The Conventions

The Conventions

In a few days, many of the national disability organizations will begin holding their annual and semiannual conventions. The American Council of the Blind, The National Association of the Deaf, The National Council on Independent Living, The National Federation of the Blind and others are gathering. Great planning, thought and expense has gone into these events. Among leaders, the rank and file they generate great interest. Old friendships are renewed and new ones made. Issues are discussed and plans are made. Marches are held, great speeches are given and songs are sung. Sponsors and exhibitors come in support and hope. Commitments are sought and given. Then what happens?

Some look at the gatherings as a reason for a vacation or party and are not truly engaged for the right purpose. They bolster our ranks and their voices fill our songs, but then they go home. Their participation is great, but we need more from them than singing. We need participation all year long. Everyone needs to make the calls, send the emails and show up at the meetings they are asked to. If this does not happen then next year, like last, we will be talking about the same issues and making new plans.

At the disability rights conventions this year, we face a time in our history when there are forces working to roll back the rights and access of people with disabilities. We are in a time when the United States Attorney General is using the Bible to justify immoral acts on the part of the government. Who is to say when such blasphemy will be turned our direction. Now more than ever the conventions must rise to the occasion.


The disability rights conventions are cause for celebration, but they must also be cause for commitment. The real and full participation of everyone attending in person or virtually is more vital this year given the forces arrayed against us. We must all use this time to be educated, plan and commit to the tasks ahead. There are some sixty-two million Americans with disabilities and an even greater number of friends, family members and supporters. We must use the conventions to become a thundering voice that cannot be ignored. The rights of millions are at stake along with that of our posterity.

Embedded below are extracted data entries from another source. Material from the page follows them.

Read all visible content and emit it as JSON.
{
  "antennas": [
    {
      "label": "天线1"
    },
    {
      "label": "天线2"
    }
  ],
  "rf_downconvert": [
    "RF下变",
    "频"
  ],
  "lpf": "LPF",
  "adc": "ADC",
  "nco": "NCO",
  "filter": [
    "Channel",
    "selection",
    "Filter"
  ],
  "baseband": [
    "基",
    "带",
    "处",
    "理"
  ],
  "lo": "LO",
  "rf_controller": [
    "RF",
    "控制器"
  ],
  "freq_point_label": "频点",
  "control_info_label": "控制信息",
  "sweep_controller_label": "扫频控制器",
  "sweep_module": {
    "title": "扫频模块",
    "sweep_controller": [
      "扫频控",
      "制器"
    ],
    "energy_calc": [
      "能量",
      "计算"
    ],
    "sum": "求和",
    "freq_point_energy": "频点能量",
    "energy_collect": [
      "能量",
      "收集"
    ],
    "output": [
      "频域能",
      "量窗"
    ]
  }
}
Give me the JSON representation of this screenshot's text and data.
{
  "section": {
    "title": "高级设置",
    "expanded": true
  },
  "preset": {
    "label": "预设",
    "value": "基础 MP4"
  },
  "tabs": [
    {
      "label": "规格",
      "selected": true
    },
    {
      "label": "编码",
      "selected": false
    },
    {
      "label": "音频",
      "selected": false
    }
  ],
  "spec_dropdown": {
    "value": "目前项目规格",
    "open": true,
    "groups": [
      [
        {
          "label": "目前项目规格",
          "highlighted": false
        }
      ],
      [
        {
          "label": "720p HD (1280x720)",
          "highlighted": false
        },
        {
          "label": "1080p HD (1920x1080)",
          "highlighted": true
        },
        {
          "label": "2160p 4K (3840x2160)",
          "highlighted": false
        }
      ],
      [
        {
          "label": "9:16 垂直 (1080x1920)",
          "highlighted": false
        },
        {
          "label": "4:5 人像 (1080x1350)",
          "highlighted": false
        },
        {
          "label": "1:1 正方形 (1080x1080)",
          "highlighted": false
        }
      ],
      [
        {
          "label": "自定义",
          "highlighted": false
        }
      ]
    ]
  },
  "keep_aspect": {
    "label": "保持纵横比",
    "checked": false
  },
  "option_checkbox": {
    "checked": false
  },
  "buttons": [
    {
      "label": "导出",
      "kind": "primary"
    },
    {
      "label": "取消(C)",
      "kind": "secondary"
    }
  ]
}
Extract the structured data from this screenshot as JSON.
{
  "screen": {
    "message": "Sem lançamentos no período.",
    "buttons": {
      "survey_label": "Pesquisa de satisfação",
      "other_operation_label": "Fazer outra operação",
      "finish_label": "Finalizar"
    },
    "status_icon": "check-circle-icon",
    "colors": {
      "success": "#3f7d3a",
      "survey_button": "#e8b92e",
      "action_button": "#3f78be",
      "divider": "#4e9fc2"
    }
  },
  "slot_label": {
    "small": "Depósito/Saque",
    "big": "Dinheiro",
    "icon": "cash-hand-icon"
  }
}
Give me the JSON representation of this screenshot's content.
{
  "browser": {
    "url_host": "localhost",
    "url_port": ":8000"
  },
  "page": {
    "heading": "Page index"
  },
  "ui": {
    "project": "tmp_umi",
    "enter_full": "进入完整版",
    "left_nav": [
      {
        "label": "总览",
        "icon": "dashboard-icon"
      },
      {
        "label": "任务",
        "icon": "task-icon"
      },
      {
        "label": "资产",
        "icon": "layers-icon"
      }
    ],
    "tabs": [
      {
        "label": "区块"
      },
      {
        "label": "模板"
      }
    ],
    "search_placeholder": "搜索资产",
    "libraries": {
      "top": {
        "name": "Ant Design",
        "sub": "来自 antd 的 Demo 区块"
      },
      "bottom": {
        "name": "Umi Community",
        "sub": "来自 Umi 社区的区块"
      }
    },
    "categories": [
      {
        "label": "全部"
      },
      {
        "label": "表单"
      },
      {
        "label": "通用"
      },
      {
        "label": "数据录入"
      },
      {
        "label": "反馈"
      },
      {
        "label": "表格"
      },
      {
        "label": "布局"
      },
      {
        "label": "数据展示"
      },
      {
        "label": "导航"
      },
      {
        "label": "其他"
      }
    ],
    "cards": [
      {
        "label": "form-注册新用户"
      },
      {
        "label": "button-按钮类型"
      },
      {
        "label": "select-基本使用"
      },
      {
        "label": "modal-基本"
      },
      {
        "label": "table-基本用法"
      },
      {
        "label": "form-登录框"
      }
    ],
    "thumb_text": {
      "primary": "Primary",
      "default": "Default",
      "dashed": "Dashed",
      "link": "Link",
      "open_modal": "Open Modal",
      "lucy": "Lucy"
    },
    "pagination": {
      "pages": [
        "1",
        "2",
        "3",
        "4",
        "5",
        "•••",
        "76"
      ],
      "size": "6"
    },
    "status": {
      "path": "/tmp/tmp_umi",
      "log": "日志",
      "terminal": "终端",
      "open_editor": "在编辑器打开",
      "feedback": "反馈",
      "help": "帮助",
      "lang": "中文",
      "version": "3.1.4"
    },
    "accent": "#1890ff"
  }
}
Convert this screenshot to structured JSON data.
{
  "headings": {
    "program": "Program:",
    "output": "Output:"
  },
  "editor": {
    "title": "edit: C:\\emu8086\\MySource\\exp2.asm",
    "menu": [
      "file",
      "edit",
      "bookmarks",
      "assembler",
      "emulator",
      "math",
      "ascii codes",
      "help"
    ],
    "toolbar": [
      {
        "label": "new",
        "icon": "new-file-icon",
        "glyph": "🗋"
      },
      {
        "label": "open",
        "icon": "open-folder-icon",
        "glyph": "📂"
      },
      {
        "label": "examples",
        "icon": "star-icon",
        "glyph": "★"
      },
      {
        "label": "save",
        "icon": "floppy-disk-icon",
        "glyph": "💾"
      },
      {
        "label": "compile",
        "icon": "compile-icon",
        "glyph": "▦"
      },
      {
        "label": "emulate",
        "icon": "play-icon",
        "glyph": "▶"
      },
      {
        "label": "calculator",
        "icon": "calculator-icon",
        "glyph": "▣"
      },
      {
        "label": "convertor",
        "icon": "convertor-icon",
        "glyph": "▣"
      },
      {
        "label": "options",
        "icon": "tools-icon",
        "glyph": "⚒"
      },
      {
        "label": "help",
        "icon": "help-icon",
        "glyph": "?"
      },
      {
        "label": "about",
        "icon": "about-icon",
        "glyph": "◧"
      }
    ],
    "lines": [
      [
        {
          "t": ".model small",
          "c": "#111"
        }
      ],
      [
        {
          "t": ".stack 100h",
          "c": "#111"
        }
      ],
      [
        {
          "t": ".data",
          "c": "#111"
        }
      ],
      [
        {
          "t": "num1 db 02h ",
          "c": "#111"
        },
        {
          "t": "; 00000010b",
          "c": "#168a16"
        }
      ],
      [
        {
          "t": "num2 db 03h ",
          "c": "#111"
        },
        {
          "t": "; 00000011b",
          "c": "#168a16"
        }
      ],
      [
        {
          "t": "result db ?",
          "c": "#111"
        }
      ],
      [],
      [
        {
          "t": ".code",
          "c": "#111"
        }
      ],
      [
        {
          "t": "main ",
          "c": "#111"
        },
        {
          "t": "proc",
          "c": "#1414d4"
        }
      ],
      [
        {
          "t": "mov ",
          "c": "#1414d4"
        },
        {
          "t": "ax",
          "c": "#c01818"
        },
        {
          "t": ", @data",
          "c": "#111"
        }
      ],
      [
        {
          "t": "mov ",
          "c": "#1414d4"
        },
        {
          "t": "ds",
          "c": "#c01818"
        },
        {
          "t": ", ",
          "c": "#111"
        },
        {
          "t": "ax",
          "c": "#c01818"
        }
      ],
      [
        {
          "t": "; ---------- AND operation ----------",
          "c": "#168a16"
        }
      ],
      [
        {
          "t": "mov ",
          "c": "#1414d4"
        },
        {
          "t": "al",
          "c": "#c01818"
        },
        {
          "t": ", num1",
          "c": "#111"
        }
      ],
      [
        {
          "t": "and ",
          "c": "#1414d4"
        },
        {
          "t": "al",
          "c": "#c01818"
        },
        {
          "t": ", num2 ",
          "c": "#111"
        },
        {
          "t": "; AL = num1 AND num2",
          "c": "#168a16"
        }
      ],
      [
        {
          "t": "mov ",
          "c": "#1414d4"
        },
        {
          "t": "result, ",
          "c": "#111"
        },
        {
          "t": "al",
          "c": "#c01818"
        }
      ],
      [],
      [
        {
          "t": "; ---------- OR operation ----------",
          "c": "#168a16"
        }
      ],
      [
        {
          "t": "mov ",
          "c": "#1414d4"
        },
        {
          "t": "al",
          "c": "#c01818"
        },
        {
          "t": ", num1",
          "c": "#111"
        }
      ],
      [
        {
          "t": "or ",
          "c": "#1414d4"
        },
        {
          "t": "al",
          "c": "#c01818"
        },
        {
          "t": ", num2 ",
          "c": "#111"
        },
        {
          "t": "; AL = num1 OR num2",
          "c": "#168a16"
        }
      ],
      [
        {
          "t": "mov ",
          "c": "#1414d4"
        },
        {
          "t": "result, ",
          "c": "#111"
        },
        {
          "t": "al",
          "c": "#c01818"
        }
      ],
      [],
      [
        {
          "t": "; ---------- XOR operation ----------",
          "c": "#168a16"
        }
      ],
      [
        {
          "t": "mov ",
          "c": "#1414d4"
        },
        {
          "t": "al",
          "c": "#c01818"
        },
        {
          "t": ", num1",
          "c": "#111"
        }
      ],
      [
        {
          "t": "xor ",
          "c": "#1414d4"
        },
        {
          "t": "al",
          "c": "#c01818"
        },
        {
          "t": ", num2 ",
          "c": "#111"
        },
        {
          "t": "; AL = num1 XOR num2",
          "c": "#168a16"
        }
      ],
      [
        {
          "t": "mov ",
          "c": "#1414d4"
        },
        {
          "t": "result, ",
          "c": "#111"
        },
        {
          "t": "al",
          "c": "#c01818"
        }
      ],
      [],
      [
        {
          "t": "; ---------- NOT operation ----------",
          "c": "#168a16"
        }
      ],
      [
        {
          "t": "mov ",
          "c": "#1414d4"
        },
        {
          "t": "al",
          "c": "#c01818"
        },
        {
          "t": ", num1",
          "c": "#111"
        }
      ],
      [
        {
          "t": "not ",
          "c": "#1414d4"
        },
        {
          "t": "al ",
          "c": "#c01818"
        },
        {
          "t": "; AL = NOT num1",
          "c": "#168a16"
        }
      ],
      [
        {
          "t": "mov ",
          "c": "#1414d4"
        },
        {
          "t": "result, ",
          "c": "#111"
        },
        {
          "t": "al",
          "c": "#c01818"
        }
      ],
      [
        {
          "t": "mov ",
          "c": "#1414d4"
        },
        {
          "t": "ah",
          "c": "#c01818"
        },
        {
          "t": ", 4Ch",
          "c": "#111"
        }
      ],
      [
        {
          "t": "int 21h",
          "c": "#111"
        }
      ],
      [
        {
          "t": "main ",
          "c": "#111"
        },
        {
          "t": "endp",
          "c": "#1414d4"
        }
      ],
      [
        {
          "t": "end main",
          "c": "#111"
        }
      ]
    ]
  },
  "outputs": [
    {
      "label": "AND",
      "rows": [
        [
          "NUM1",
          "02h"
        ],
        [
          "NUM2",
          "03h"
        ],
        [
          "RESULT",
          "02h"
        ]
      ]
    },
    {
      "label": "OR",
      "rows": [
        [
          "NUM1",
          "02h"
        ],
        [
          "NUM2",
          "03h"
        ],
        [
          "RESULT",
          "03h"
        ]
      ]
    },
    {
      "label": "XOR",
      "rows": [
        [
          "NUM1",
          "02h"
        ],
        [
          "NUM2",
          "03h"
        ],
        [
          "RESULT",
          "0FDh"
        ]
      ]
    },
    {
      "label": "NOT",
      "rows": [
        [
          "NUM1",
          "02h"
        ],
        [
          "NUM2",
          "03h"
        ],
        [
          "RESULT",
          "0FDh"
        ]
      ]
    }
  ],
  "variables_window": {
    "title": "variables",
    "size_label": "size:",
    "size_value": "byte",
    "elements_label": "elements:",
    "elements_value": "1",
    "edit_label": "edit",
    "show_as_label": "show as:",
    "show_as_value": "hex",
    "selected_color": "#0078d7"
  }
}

The United States of America has just announced that it is pulling out of the United Nations Human Rights Commission on the heels of ripping babies out of the arms of their parents at the border. Yes, Americans with disabilities should be concerned and even worried about the course our government is taking. The political party blame game is in full swing, but it is reaching new heights of hysteria. Where it will go is any ones guess at this moment. We must ask, what is the end game?


It is safe to say that out of the 537 Federal elected officials in Washington that each of them has their own idea of where we need to go as a nation, how to get there and what the end game really is. As Americans with disabilities and the single largest potential voting block, we need to decide if we will be sheep and just follow along or fully take on our responsibility and drive the course of events. I am small, but taken together with other Americans with disabilities, our friends, families and supporters we are one hundred million plus strong. The 2018 conventions are where we begin.

Many people with disabilities take their advocacy responsibility seriously, but many more do not. We know this by the lack of voter turnout and failure to engage when called for. If the majority did engage then congressional phone lines and email boxes would be jammed when called for. That kind of involvement is such a simple thing when you think about it.


Those that need to get our message at the local, state and national levels are not afraid of us because they have never felt the full force of what we could muster if we were to act in unison. I’m not saying that we all need to agree on every issue, but many issues could bring the majority into alignment and generate a storm of influence the likes of which lawmakers at all levels have never felt before.

Consider this, if we had voted as a majority in the last presidential election then our disability friendly candidate would be in the White House right now. The candidates at all levels do not really seek our endorsement because they do not see us as players. The conventions are a place where we can begin to change that. If we do not, then the blowtorch of prejudice, indifference and anti-minority anger will be turned our direction. You can already see it in upcoming budget discussions where social programs like Medicaid, Medicare and Social Security Disability are on the chopping block.


So, suitcases, hat boxes, portable barrooms, braille printers, all kinds of technology and all kinds of people are being gathered up to descend on places like Hartford, Orlando, St. Louis and Washington, DC with a purpose. Perhaps this time it could be with a mission.

Let us all resolve to support each other in a mission to set things right and protect our rights today and in the future. Let’s gather and make a joyful noise that will be clear all the way to the White House and beyond. Let’s learn all we can, help each other to make and keep commitments that can be relied on. We must join and come away from the conventions with a renewed sense of purpose, drive and Steele hard resolve. We must speak with the thunderous chorus of one hundred million voices speaking in unison, “This far and no further!” We must send a message that we will not become second class citizens again.


Douglas George Towne

Chair/Chief Executive Officer – Access Ready Inc.